Moreover, in the trend line below, our correlation with the US Federal Reserve's rate-setting actions is modest. India typically does not follow the Fed's lead when it lowers rates, even if it does so when it rises its benchmark. Concerns over inflation led the Reserve Bank of India to maintain the benchmark repo rate at 6.5% for a fifth straight meeting of the Monetary Policy Committee (MPC) on December 8. Thus, it seems probable that India's protracted interest rate freeze would last at least into the first part of FY2025.


Food inflation has been chronically high even as core inflation has progressively decreased. In November 2023, the CMIE's core CPI index (which excludes food, fuel and lighting, and fuel used for cars) dropped to 4.2% from 4.5% in the previous month. stays the same and evolves. Headline inflation increased from 4.9 percent in November 2022 to 5.6 percent in October 2023 due to higher food costs.


The RBI anticipates that this fiscal year's GDP will expand by 7% since economic activity is still high. Moreover, it is doubtful that the amount of government borrowing would decrease in 2025 given the goal of a 5.9% GDP budget deficit for 2023–2024.


Over the 26 years I have been following the markets, there has never been a year when government borrowing fell. Furthermore, even while capital spending in the private sector is rising, growth will still be fueled by government spending.


It is anticipated that the country's participation in the Bloomberg Global Aggregate Bond Index and other indexes would result in increased foreign inflows after it was included to the JPMorgan GBI-EM index. However, nothing is currently planned. On the flip side, in the early going, the GBI-EM index's reputational risk will limit the danger of volatility and outflows from India.


Furthermore, it will take some time to reorder or reduce the weighting since India was recently added to the index. This is because India is predicted to expand at a possibly faster pace than other emerging market countries as well as the global average. It would be difficult to lower the number of Indian bonds in the index under such circumstances. Although incremental inflows would be less due to concerns about a recession in the West, lump sum inflows will still occur.

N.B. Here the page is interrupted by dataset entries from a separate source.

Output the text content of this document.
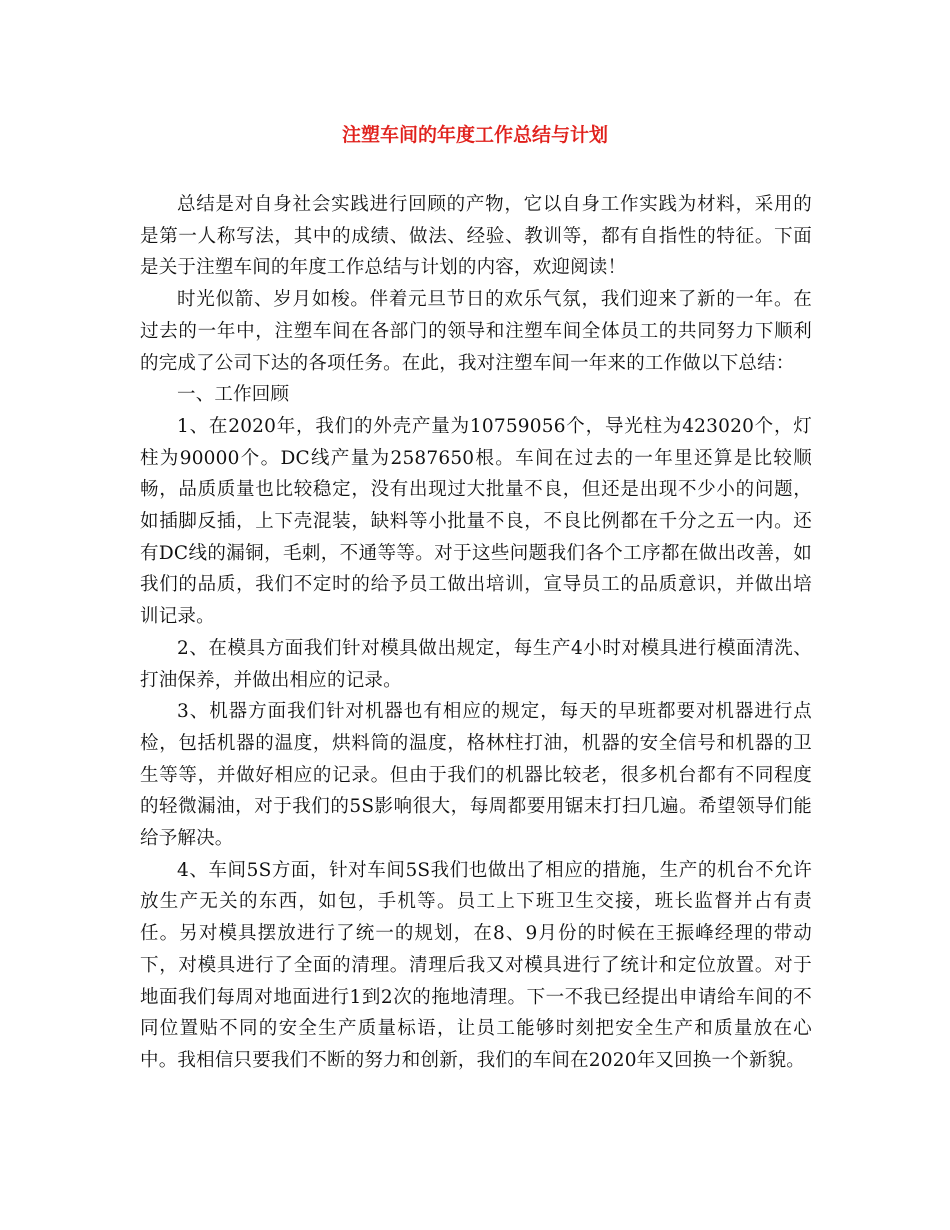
注塑车间的年度工作总结与计划

总结是对自身社会实践进行回顾的产物，它以自身工作实践为材料，采用的是第一人称写法，其中的成绩、做法、经验、教训等，都有自指性的特征。下面是关于注塑车间的年度工作总结与计划的内容，欢迎阅读！

时光似箭、岁月如梭。伴着元旦节日的欢乐气氛，我们迎来了新的一年。在过去的一年中，注塑车间在各部门的领导和注塑车间全体员工的共同努力下顺利的完成了公司下达的各项任务。在此，我对注塑车间一年来的工作做以下总结：

一、工作回顾

1、在2020年，我们的外壳产量为10759056个，导光柱为423020个，灯柱为90000个。DC线产量为2587650根。车间在过去的一年里还算是比较顺畅，品质质量也比较稳定，没有出现过大批量不良，但还是出现不少小的问题，如插脚反插，上下壳混装，缺料等小批量不良，不良比例都在千分之五一内。还有DC线的漏铜，毛刺，不通等等。对于这些问题我们各个工序都在做出改善，如我们的品质，我们不定时的给予员工做出培训，宣导员工的品质意识，并做出培训记录。

2、在模具方面我们针对模具做出规定，每生产4小时对模具进行模面清洗、打油保养，并做出相应的记录。

3、机器方面我们针对机器也有相应的规定，每天的早班都要对机器进行点检，包括机器的温度，烘料筒的温度，格林柱打油，机器的安全信号和机器的卫生等等，并做好相应的记录。但由于我们的机器比较老，很多机台都有不同程度的轻微漏油，对于我们的5S影响很大，每周都要用锯末打扫几遍。希望领导们能给予解决。

4、车间5S方面，针对车间5S我们也做出了相应的措施，生产的机台不允许放生产无关的东西，如包，手机等。员工上下班卫生交接，班长监督并占有责任。另对模具摆放进行了统一的规划，在8、9月份的时候在王振峰经理的带动下，对模具进行了全面的清理。清理后我又对模具进行了统计和定位放置。对于地面我们每周对地面进行1到2次的拖地清理。下一不我已经提出申请给车间的不同位置贴不同的安全生产质量标语，让员工能够时刻把安全生产和质量放在心中。我相信只要我们不断的努力和创新，我们的车间在2020年又回换一个新貌。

Today's benchmark interest rates are in the neutral range, and house loan rates are also rather low at around 8.5%. Over the last ten years, the 10-year G-Sec's average yield has similarly been around 7.20 percent.


Because only the pension and insurance industries will be interested in purchasing the bonds, I predict that the 10-year G-Sec yield will stay steady in 2024, ranging from 7.20 to 7.30 percent. financial Banks won't invest in more SLRs since the system is seeing robust loan demand (if not selling new stock). Due to the slowdown in loan flows into mutual funds after the tax reform, there won't be any active participants.


Liquidity is anticipated to be limited in a high-growth economy, meaning that there won't be enough cash on hand to hold further G-Secs and that financing would be expensive.


The market will still be impacted by the supply of bonds, although there will probably be occasional windows of relief, like there was in 2023. However, timing the market is tricky. For foreign inflows, stocks will continue to be the favored asset class.